An empty chair separated that group of three from an older woman with gray hair sitting beside a very pregnant red-haired woman, maybe in her late twenties. The pregnant lady moaned and sobbed into a white hankie as the other woman patted her shoulder. At least Conrad had one acquaintance who would cry for him, or—Kate eyed her mother carefully—had Teresa paid a mourner to come to the funeral and weep over that man’s body for appearances?

Kate leaned to the left and whispered, “Do you know those people?”

Teresa shook her head.

“Did you pay that redhead to cry?”

“Hush,” Teresa hissed. “I would never do that. But he’s dead, so we need to show respect.”

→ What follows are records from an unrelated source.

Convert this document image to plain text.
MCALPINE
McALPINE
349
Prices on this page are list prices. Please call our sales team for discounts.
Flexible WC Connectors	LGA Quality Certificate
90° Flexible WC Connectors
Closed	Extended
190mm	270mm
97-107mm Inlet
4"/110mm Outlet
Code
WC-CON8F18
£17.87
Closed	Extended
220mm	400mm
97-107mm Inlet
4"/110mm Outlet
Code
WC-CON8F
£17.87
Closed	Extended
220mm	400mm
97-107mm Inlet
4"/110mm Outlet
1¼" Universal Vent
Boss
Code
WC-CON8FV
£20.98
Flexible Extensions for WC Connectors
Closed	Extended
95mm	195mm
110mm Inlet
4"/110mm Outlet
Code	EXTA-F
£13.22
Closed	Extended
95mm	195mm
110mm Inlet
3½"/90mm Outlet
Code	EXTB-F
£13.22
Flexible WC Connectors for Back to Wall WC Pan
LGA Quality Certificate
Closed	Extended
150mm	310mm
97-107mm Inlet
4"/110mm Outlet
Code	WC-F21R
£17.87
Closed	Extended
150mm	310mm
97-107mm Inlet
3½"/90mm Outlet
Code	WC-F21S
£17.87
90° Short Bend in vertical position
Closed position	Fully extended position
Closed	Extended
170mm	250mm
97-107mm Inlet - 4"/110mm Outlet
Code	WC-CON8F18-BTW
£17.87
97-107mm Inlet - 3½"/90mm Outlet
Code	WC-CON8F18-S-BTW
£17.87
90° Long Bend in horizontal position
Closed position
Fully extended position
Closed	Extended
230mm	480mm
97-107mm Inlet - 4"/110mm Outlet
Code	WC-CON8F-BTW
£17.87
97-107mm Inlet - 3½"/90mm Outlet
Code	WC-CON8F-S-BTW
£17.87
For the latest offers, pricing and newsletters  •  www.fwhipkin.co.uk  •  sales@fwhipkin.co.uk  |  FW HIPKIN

Eight people at the funeral.

It all went to show that a con man did not have real friends. Were those women related to Conrad? He’d never mentioned sisters or cousins, but then if he had, she wouldn’t have believed him. Not after she’d found out exactly what he was. She should have given him the divorce and the million-dollar settlement he wanted, and then she wouldn’t even have had to be there that day with sweat trickling down her ribs. That young one, who evidently sincerely mourned the bastard, could have buried him and maybe even put flowers on his grave. A settlement would have been well worth the money if it had gotten Kate out of planning and attending the funeral.

She glanced down the row again. The little girl held her red rose as if it were a piece of delicate china. The expression on the face of the woman beside her left no doubt that she wanted to get this whole thing finished as much as Kate did. The pregnant girl had wrapped her wrinkled handkerchief around the stem of her rose and now wiped her tears away with the back of her hand.

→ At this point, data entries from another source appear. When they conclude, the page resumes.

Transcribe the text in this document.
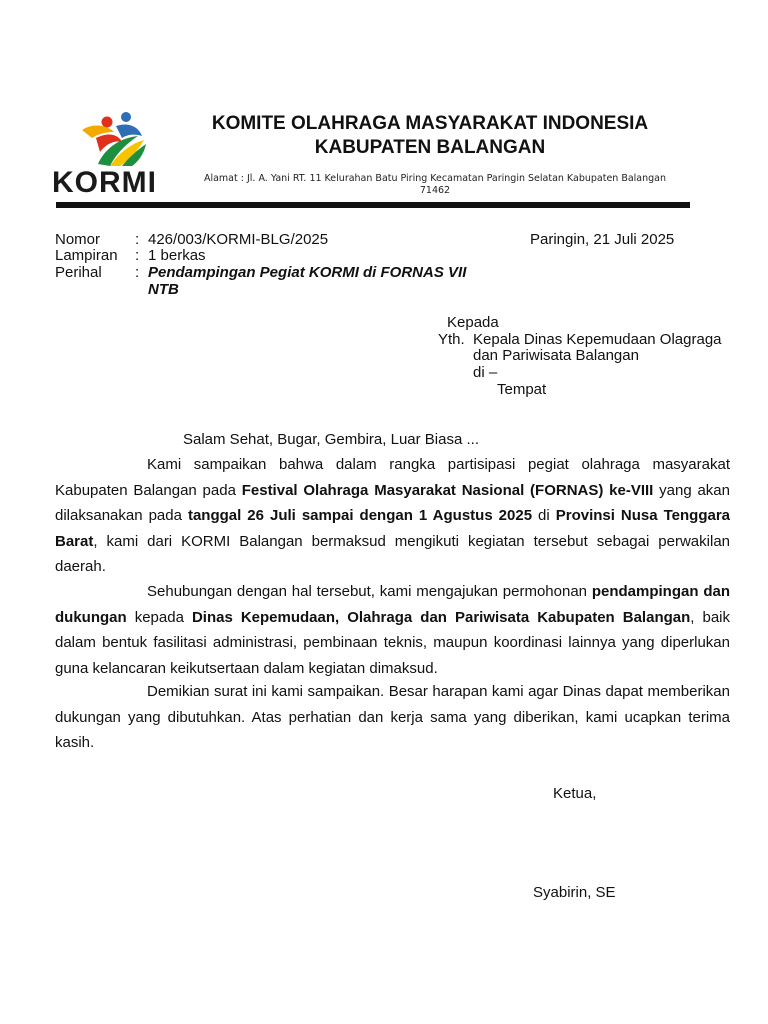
KORMI
KOMITE OLAHRAGA MASYARAKAT INDONESIA
KABUPATEN BALANGAN
Alamat : Jl. A. Yani RT. 11 Kelurahan Batu Piring Kecamatan Paringin Selatan Kabupaten Balangan 71462
Nomor : 426/003/KORMI-BLG/2025
Lampiran : 1 berkas
Perihal : Pendampingan Pegiat KORMI di FORNAS VII
NTB
Paringin, 21 Juli 2025
Kepada
Yth. Kepala Dinas Kepemudaan Olagraga
dan Pariwisata Balangan
di –
Tempat
Salam Sehat, Bugar, Gembira, Luar Biasa ...
Kami sampaikan bahwa dalam rangka partisipasi pegiat olahraga masyarakat Kabupaten Balangan pada Festival Olahraga Masyarakat Nasional (FORNAS) ke-VIII yang akan dilaksanakan pada tanggal 26 Juli sampai dengan 1 Agustus 2025 di Provinsi Nusa Tenggara Barat, kami dari KORMI Balangan bermaksud mengikuti kegiatan tersebut sebagai perwakilan daerah.
Sehubungan dengan hal tersebut, kami mengajukan permohonan pendampingan dan dukungan kepada Dinas Kepemudaan, Olahraga dan Pariwisata Kabupaten Balangan, baik dalam bentuk fasilitasi administrasi, pembinaan teknis, maupun koordinasi lainnya yang diperlukan guna kelancaran keikutsertaan dalam kegiatan dimaksud.
Demikian surat ini kami sampaikan. Besar harapan kami agar Dinas dapat memberikan dukungan yang dibutuhkan. Atas perhatian dan kerja sama yang diberikan, kami ucapkan terima kasih.
Ketua,
Syabirin, SE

“Let us pray,” the preacher said.

Praise the Lord, Kate thought as she bowed her head, but she did not shut her eyes. She stared straight ahead at the shiny black casket with the reflections of the mourners, real or obligatory, right there before her. Their faces distorted in the casket’s curvature, but what she saw was sorrow, disgust, confusion, acceptance, and something akin to indifference.

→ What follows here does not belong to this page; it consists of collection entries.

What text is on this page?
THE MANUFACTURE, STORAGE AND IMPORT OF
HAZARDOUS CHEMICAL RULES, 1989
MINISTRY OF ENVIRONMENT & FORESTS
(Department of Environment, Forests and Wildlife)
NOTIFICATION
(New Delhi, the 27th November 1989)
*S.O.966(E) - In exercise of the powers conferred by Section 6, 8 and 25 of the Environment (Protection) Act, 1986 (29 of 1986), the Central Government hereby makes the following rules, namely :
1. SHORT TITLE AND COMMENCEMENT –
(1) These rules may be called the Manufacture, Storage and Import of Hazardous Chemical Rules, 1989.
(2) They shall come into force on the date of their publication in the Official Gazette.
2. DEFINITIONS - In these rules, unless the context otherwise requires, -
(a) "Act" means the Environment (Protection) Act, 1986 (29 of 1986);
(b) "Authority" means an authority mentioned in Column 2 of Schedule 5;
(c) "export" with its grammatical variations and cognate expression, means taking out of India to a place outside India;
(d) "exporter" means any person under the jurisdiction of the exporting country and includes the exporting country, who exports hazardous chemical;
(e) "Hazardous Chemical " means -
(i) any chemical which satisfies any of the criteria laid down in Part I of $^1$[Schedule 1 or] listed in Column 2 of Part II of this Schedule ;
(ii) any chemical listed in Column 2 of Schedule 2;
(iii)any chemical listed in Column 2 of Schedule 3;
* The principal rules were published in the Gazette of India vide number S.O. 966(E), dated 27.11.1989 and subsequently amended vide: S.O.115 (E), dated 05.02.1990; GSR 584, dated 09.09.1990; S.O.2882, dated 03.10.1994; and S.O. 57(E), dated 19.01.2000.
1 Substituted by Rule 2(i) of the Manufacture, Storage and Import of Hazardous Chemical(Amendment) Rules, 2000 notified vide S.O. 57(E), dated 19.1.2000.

“Amen!” the preacher said, and Kate mouthed the word even though she had no idea what he’d petitioned God for that afternoon. He could have begged the Lord to open up the ground and swallow Conrad Steele’s wife right there on the spot, or he might have read that week’s grocery list, but she could definitely say, “Amen,” if it got her out of the heat.

The preacher nodded toward her. “And now, Mrs. Steele, do you have any last words or something you want to say before we conclude the service?”

She shook her head, stood up, and hoped her slim skirt wasn’t stuck to her sweaty thighs as she took the red rose the funeral director had handed her when she arrived and laid it on the top of the casket.

“Yes, I have something to say.” The pregnant girl laid one hand on her baby bump and pushed up out of the chair. “Conrad was an amazing husband, and I cannot believe he’s gone.” She burst into another round of deep sobs.

“Sweet Jesus!” Surely the heat had fried Kate’s brain cells. That kid couldn’t be married to Conrad, and yet the scenario didn’t change, no matter how many times Kate blinked.

The older woman quickly stood up and wrapped an arm around the girl’s shoulders. “It’s all right, Amanda, darlin’. Just give your flower to Conrad and please stop crying.”

“I can’t. He was such a good man, and now he’ll never see our baby grow up,” she wailed.

Kate’s eyebrows shot up so high that it gave her an instant headache. Conrad had married without divorcing Kate and the woman was pregnant? She was still staring at the lady when the Hispanic woman popped up and her hands knotted into fists.

“You can’t be married to Conrad! I am his wife.”